The Competition for a Perfect Birth


When I was pregnant with both of my kids, I felt pressure to have a “perfect” delivery. There’s a whole market around this: doulas, birth centers, a plethora of books and videos…and Flagstaff, with its hipster vibe, is all in. An all-natural birth is the way to go; a home birth, even better.

I had Claire in the peak of the pandemic. Because of this, a home birth wasn’t an option. I chose the now extinct Birth Center in Flagstaff to deliver. I liked their woman-centered, naturalistic views. They spent a lot of time with the mother-to-be in each prenatal visit and looked at the whole person. I liked the idea of not laboring in what I saw as a sterile environment (i.e., the hospital).*

I went into labor on January 5th, 2021 at 10pm. My contractions were 2-3 minutes apart at the outset, so I was confident I’d have the baby quickly. When I got to the Birth Center, though, I learned I was only 1cm dilated. For the next 36 hours, I labored without medication, without sleep, and without food (I couldn’t keep anything down). By Friday morning, the Birth Center told me they’d exhausted their options and I needed to go to the hospital.

When I got there, I told the nurse I could not get through one more contraction without drugs. Although I had been dead set against it, I eagerly received an epidural and pitocin. After a total labor of 41 hours, I delivered a healthy baby girl.

I remember feeling so relieved when I was told that I had narrowly missed a c-section. And although I was disappointed that I hadn’t had a natural birth, I felt that I could forgive myself after the atypical ordeal of my labor.

Almost three years later, I was telling my birth plan to my L and D nurse for my second child. I had decided that, again, I wanted a natural birth, unless one of three things happened: 1) the baby was in distress, 2) my labor stalled (which is what happened the first time), or 3) I passed the 24 hour mark. At 19 hours, they told me that dilation wasn’t progressing. I opted for an epidural at that point, ending my opportunity for a natural delivery. Three hours later, we met Cormac.

Did I feel like I’d failed?  Yes. Was I confused about why other women could do it and I couldn’t?  Yes. Did I feel wimpy and weak?  Yes.

I tried to talk myself out of those thoughts by reminding myself that the process didn’t matter as much as the product. But not long after, I read a friend’s social media post about her “beautiful” waterbirth experience. I felt a spike of jealousy. I started second-guessing my own experience. If I’d had a doula, would I have been able to do it?  Did I simply give up too soon?
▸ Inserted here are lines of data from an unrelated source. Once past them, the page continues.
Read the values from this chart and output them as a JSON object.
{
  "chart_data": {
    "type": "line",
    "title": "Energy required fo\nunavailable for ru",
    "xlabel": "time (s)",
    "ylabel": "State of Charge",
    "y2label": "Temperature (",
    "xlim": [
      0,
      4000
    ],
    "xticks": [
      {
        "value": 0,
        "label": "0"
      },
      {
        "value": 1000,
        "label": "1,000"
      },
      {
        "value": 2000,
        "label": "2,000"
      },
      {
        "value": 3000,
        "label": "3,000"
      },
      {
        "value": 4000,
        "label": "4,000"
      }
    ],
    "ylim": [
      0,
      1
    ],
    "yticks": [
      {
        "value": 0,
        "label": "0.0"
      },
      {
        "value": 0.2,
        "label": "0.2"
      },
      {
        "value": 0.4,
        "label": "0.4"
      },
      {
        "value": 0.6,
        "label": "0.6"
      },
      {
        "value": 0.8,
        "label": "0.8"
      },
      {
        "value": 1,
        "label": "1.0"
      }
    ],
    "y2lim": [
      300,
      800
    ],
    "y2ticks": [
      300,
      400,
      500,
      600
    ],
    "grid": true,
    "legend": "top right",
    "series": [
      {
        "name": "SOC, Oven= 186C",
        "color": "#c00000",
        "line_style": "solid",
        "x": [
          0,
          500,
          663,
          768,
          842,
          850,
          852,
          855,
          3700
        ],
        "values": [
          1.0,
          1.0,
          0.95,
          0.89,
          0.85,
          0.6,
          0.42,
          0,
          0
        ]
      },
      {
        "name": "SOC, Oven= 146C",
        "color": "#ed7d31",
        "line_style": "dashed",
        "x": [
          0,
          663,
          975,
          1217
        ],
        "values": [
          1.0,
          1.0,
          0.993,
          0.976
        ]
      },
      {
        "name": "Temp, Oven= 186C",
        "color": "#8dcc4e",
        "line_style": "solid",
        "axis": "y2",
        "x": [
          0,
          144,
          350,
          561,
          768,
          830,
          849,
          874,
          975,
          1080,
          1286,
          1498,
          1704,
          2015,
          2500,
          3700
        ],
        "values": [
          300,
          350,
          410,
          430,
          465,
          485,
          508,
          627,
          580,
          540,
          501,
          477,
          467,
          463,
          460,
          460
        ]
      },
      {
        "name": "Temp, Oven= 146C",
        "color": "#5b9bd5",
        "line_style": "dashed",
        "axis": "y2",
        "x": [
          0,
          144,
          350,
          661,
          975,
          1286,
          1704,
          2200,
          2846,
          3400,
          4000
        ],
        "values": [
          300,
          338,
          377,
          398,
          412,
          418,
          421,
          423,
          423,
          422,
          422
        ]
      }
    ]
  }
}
But what I–and all of us–need to remember is that it doesn’t matter. Childbirth is beautiful and wonderful, yes, but it is also excruciating, dirty, and embarrassing. Childbirth is many things, but what it doesn’t have to be is “perfect”. Let’s peel back the social pressure of an ideal birth. Let’s understand that the road from belly to baby looks different for everyone, and your journey often doesn’t reflect your strength, your willpower, your fitness, or anything else that society smugly implies. Why should I have felt inferior for asking for medical interventions?  Conversely, why should I have felt superior for avoiding a c-section?  Women who have c-sections are amazing, as are women who choose epidurals, as are women who have successful natural births. To all the books, videos, OBs, and women who put natural births on a pedestal:  please stop. This isn’t a competition. It’s simply a means to an end. And it’s the end that counts.

*Although I was initially so reluctant to deliver in the hospital, I had fantastic experiences in the L and D department at FMC both times.